Komla YAWO
Le Kenya est une nouvelle fois plongé dans le deuil et l'effroi après une tragédie scolaire d'une immense gravité. Dans la nuit de mercredi à jeudi, un incendie dévastateur s'est déclaré peu avant 1 heure du matin dans le dortoir des filles d'un internat situé dans le comté de Nakuru, à environ 120 kilomètres au nord de la capitale, Nairobi. Le bilan provisoire est catastrophique. 16 écolières ont perdu la vie et 79 autres ont été blessées. Ce drame émeut d'autant plus la nation que l'établissement est directement rattaché au Service national de police (NPS), et la quasi-totalité des jeunes victimes étaient des enfants de fonctionnaires de police. Au-delà de la douleur des familles, aujourd'hui inconsolables, cette tragédie nationale remet brutalement en lumière la récurrence des incendies dans les écoles kenyanes et l'épineux défi de l'application des normes de sécurité.
Entre l'attente des enquêtes et la hantise de la piste criminelle
Face à la violence du sinistre, les autorités se montrent particulièrement prudentes quant aux causes exactes du drame. Anthony Muchiri, responsable de la préparation et de l'intervention d'urgence à la Croix-Rouge du Kenya, a souligné la complexité des investigations en cours. "En l'état actuel des choses, tant que les tests ADN n'auront pas été effectués et que l'enquête ne sera pas terminée, il nous reste encore beaucoup de chemin à parcourir pour relier les points. Cela va donc prendre un certain temps." L'identification scientifique des corps et l'analyse technique des débris constituent les premières étapes indispensables avant toute conclusion officielle.
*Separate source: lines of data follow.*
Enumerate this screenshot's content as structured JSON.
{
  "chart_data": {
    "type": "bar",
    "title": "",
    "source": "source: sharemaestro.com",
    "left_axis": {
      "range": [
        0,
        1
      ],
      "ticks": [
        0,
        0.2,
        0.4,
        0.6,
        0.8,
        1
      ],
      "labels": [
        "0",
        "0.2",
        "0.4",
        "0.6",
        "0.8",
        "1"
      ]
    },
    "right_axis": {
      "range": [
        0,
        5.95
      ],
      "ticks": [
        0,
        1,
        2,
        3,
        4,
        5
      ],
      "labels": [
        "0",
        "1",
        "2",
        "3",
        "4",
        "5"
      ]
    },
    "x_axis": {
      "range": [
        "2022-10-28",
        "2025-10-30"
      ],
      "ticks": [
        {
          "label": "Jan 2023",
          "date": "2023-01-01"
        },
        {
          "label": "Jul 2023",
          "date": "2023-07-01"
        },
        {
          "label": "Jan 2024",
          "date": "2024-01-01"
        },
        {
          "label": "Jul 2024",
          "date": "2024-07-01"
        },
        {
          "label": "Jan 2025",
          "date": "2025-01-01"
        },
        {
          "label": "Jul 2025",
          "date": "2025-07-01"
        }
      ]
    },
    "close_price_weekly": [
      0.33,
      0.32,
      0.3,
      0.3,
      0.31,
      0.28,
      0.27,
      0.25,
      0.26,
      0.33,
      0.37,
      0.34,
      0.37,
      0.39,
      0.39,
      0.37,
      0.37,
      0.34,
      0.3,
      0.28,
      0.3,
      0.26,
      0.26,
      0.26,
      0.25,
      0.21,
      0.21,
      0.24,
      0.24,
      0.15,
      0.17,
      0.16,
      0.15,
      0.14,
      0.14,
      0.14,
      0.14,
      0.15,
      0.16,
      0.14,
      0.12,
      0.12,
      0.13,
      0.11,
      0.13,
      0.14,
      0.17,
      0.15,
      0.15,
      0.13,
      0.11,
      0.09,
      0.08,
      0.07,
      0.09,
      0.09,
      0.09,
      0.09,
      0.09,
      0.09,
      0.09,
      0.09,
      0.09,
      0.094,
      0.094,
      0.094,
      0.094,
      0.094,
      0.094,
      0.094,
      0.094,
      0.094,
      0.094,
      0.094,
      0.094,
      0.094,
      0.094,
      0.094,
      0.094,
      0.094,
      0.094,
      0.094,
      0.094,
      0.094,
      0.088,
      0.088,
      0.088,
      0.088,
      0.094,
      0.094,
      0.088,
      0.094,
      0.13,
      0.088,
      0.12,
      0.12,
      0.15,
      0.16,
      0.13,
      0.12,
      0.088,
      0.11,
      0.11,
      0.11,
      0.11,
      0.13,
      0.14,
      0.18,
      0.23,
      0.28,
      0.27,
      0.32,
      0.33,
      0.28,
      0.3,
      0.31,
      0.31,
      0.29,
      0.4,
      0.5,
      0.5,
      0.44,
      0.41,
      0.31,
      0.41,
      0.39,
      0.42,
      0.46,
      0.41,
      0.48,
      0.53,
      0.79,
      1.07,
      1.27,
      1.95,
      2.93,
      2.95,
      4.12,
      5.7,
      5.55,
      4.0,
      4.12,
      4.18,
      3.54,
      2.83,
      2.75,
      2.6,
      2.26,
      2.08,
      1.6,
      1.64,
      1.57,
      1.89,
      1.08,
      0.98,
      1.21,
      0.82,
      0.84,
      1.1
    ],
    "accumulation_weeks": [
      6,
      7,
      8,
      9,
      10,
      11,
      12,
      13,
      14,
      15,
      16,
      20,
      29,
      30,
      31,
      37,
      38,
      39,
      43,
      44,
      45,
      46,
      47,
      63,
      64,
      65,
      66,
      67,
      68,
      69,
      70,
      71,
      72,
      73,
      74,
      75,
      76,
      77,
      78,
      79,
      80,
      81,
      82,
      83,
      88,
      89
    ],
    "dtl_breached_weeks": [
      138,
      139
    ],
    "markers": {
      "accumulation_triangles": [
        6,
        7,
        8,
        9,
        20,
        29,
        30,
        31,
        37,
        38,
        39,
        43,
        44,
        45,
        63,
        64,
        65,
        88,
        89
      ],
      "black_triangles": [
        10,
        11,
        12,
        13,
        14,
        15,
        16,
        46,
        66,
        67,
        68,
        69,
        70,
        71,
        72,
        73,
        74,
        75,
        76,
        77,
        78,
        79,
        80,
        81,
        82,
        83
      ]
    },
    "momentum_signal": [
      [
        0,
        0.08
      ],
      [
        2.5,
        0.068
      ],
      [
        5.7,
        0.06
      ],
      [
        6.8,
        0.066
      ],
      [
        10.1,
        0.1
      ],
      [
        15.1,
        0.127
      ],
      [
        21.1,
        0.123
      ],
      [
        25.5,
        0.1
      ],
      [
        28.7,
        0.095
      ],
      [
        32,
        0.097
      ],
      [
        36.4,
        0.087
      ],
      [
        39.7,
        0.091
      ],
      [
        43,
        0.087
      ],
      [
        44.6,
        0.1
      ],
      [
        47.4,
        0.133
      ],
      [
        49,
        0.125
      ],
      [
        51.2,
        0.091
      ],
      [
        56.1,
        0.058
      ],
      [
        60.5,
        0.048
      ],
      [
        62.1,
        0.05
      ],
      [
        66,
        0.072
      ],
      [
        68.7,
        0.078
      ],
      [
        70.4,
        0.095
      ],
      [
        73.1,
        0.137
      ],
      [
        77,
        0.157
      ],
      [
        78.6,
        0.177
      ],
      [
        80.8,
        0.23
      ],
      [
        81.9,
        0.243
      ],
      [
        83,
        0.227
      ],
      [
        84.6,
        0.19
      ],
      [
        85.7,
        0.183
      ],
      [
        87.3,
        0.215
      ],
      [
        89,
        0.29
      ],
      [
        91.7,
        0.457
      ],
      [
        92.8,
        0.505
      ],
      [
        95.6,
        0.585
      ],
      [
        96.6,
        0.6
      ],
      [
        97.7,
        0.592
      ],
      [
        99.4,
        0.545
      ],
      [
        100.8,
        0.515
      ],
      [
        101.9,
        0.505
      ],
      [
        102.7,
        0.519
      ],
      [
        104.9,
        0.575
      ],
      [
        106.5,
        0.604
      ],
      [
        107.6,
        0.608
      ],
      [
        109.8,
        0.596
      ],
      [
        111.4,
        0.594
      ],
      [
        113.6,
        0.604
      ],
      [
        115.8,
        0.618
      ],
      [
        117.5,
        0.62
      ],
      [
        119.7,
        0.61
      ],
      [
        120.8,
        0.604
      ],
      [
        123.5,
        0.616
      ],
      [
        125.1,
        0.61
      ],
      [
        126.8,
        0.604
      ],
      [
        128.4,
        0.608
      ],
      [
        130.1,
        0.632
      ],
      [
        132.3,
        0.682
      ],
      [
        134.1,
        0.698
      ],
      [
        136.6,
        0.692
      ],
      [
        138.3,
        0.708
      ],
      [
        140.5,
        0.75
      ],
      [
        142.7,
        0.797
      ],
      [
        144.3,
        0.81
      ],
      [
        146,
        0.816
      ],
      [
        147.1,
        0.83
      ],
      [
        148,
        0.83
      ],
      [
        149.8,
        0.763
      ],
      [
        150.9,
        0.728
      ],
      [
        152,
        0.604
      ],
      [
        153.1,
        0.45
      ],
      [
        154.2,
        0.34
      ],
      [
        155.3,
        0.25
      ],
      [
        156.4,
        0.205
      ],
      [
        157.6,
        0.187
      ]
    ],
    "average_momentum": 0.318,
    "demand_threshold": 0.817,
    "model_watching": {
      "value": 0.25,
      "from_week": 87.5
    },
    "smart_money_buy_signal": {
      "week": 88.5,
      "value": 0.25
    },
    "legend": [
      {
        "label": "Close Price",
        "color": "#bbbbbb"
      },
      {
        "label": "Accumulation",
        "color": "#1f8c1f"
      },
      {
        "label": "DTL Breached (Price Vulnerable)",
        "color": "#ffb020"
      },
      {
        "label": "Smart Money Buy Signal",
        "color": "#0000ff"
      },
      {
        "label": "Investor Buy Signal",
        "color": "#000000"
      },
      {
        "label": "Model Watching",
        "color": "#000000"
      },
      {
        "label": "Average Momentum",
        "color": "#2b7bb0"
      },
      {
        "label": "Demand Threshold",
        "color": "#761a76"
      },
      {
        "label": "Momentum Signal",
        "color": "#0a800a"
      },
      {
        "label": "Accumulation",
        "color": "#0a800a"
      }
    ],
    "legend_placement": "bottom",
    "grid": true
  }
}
Toutefois, la nature spécifique de l'école soulève inévitablement de lourdes interrogations. S'agit-il d'un accident tragique ou d'un acte d'origine criminelle ? Le fait que l'établissement abrite principalement des enfants de policiers oriente une partie des spéculations vers des motifs de représailles ou de sabotage malveillant, dans un contexte où les forces de l'ordre font parfois l'objet de tensions sociales. De plus, l'histoire récente du pays pèse lourdement sur les esprits. Le Kenya a déjà été confronté par le passé à des vagues d'incendies volontaires au sein de ses internats. Des rapports officiels avaient notamment révélé un chiffre noir de 63 cas d'incendies criminels dans des écoles pour la seule année 2018, parfois déclenchés par des élèves eux-mêmes en signe de protestation contre l'administration ou le système d'examens.
Kenya, mesures gouvernementales et non-respect chronique des normes de sécurité
Ce drame fait tristement écho à l'incendie survenu en 2024 dans un dortoir du comté de Nyeri, qui avait coûté la vie à 21 jeunes garçons. À l'époque, les autorités kenyanes avaient promis des contrôles rigoureux à l'échelle nationale et des poursuites judiciaires exemplaires contre les gestionnaires défaillants. Si l'opinion publique s'est longtemps interrogée sur le passage effectif des promesses aux actes, le ministre kenyan de l'Éducation a apporté des éléments de réponse jeudi en déclarant qu'environ 350 écoles avaient été fermées à travers le pays depuis 2024 pour non-respect flagrant des normes de sécurité.
Malgré cette fermeté affichée, la tragédie de Nakuru démontre que des failles critiques persistent dans le système éducatif. Plusieurs facteurs structurels expliquent la répétition de ces drames. D'une part, la surpopulation chronique des dortoirs, liée à la généralisation de l'accès à l'école secondaire, transforme souvent ces espaces de repos en véritables pièges à conviction, où l'évacuation rapide est compromise en cas d'urgence. D'autre part, l'absence récurrente de systèmes d'alerte incendie fonctionnels, le manque d'extincteurs vérifiés et la présence illégale de barreaux métalliques fixes aux fenêtres des dortoirs (installés pour éviter les fuites d'élèves ou les intrusions) bloquent cruellement les voies de sortie en pleine nuit.
En perdant 16 de ses enfants, le Kenya ne pleure pas seulement des vies brisées au sein de familles de serviteurs de l'État ; la nation subit la perte tragique de ses forces vives de demain. Ce nouveau drame de Nakuru sonne comme un ultime avertissement pour le gouvernement; la sécurisation des internats ne doit plus se limiter à des fermetures réactives d'établissements, mais doit impérativement se traduire par une culture rigoureuse et non négociable de la prévention et de l'audit technique des infrastructures scolaires.